A melancolia se torna o segundo plano em que se elabora um saber que a filosofia não está à altura de apreender nem de transmitir o alcance. Cioran reage diversas vezes à tradição filosófica, para denunciar sua vaidade e se posicionar na contracorrente, como ele gosta de fazer em todas as circunstâncias. Ele considera o pensamento de Kant ou de Hegel, entre outros, com a ironia de quem sabe mais sobre a vida do que qualquer outro filósofo. Ele lhes opõe o pavor do troglodita diante do “desfile de calamidades que se desenrolam sob seus olhos.” (Oeuvres, p. 1258), e denuncia sobretudo a equanimidade que eleva ao conhecimento o prestígio de ter sofrido para ter chegado lá.
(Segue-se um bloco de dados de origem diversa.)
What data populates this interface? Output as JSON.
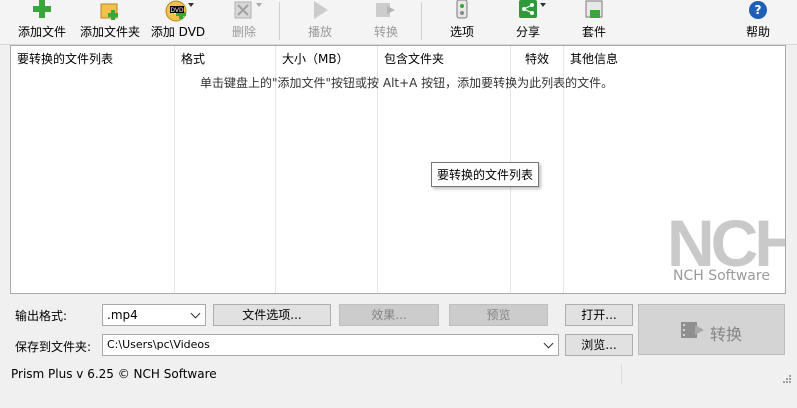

Aquele que desde sua juventude se propõe a “estar triste com método” (Oeuvres, p. 219) continuará sofrendo sua autoridade sem se apartar para tantas fontes de reflexão, o que não o impedirá de proclamar que é “um Mongol devastado pela melancolia” (Cahiers, p. 34), quanto mais sofre “acessos de melancolia de que o Diabo mesmo ficaria com inveja” (Cahiers, p. 219).

É o caso de se espantar que a nuance afetiva de tudo o que Cioran escreveu seja aquela da tristeza? Que ele não tenha nunca formulado uma só frase para exprimir a alegria ou a felicidade? A literatura dos moralistas, pela qual Cioran é aficionado ao ponto de considerá-la seu modelo, exprime com frequência a decepção, tonalidade bastante próxima do taedium vitae que o autor dos Silogismos da Amargura praticava ativamente. À exceção de que Cioran lhe atribui um papel heurístico inédito: “Abomino toda ideia indiferente: não estou triste sempre, logo, não penso sempre” (C., p. 666). Ele escreve para designar-se precisamente como “antifilósofo” e para dizer também que não existe pensamento fora da tristeza, que tudo o que concebe o espírito está impregnado dela, que a própria escrita não existiria na ausência de tudo o que a melancolia o faz suportar.